The Tunnel, Stations & Development PPP concession has been awarded to the Pulse consortium led by CIMIC Group’s Pacific Partnerships, which will provide 49% of the equity finance. Other equity partners include DIF, BAM PPP PGM and Ghella Investments. CIMIC’s CPB Contractors will undertake design and construction of the 5·9 km twin-bore tunnels and the four underground stations at Boggo Road, Woolloongabba, Albert Street and Roma Street in a joint venture with Ghella and BAM International. UGL will be responsible for mechanical and electrical works, as well as providing maintenance services over 24 years.

The Rail, Integration & Systems package will be delivered by the Unity Alliance, which also includes CPB Contractors and UGL, along with AECOM, Jacobs, Hassel, RCS Australia, Acmena, Martinus Rail and Wired Overhead Solutions. This package includes the integration of the new line into the existing Queensland Rail suburban network.
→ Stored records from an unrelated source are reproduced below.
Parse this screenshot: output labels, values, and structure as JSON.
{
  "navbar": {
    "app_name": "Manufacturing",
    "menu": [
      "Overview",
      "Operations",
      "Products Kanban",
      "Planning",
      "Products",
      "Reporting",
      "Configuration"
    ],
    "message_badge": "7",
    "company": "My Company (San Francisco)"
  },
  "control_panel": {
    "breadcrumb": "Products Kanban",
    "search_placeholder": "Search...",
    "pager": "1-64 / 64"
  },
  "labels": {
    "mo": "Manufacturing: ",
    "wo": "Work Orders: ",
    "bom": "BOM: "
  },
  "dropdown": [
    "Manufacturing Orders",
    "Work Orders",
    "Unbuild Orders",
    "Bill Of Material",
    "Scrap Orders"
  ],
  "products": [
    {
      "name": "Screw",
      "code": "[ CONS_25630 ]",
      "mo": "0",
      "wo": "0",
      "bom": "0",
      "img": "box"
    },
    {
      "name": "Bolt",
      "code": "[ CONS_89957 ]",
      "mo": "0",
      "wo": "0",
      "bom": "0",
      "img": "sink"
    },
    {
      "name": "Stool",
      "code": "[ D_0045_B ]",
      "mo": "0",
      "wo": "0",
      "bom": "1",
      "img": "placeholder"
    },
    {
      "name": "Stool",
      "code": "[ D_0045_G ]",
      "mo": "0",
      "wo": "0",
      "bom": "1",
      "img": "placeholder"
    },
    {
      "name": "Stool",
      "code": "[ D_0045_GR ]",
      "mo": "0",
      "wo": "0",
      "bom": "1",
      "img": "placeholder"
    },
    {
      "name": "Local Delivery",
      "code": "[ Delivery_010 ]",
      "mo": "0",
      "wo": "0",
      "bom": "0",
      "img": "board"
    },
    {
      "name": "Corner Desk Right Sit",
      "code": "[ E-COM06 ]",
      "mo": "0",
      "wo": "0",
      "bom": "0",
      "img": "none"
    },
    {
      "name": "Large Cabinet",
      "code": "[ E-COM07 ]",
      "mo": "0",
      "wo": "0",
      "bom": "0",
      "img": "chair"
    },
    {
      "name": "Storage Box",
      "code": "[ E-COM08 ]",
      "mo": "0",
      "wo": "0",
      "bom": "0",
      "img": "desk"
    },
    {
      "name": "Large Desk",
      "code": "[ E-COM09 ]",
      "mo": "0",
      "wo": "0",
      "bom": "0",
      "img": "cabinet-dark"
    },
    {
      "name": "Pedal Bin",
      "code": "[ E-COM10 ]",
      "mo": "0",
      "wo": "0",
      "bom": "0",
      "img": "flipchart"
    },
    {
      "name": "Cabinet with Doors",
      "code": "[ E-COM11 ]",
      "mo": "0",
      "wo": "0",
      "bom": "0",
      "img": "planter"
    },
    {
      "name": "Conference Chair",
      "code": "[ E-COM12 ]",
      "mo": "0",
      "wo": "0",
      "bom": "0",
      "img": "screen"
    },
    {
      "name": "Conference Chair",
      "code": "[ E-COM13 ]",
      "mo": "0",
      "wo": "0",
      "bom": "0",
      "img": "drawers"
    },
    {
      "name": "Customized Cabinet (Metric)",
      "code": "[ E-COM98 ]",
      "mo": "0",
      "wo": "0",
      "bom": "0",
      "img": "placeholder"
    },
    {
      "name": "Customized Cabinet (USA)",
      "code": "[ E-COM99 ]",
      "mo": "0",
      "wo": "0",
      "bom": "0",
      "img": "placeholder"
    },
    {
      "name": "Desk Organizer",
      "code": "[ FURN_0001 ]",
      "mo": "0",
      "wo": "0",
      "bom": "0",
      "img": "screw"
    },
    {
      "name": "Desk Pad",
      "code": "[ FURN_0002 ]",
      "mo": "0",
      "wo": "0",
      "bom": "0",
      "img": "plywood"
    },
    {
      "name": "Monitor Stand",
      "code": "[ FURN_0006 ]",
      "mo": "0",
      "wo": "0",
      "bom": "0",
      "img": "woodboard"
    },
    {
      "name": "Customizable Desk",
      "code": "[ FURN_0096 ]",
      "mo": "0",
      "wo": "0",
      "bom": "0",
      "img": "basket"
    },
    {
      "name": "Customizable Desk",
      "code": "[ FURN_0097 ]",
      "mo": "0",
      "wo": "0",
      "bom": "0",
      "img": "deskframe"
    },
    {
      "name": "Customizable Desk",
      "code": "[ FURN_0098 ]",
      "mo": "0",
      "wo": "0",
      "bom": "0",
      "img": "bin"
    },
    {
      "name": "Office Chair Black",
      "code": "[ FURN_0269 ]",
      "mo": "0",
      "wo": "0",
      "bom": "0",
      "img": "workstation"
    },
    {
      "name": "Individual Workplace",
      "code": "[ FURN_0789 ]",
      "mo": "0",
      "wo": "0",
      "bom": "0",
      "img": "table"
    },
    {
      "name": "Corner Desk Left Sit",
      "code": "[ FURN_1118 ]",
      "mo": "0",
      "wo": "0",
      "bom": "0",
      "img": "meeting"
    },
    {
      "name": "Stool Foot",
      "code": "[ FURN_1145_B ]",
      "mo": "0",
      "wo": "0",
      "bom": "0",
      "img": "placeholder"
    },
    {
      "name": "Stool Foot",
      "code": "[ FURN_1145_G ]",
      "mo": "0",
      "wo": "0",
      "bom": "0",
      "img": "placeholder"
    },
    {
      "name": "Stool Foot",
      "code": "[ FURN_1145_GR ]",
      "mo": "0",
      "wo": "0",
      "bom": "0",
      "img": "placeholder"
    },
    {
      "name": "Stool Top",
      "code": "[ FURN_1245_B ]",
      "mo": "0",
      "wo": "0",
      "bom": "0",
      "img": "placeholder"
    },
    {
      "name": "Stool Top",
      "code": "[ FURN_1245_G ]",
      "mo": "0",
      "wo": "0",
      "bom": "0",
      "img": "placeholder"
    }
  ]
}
The third contract, covering the supply and installation of ETCS Level 2 signalling, has been awarded to Hitachi Rail STS. Queensland is investing A$634m to roll out ETCS across much of the Brisbane suburban network, and the Delivery Authority will be responsible for overseeing the integration of the ETCS with delivery of the New Generation Rollingstock fleet.

Announcing the contract awards on April 4, Queensland’s Deputy Premier and State Treasurer Jackie Trad said the state had fully-funded the project in the absence of federal support; last year Infrastructure Australia rejected its cost-benefit analysis and raised doubts over the projected ridership figures. However, Trad insisted that ‘as one of Australia’s fastest growing regions we have to build the infrastructure now to ensure we keep pace with this growth’.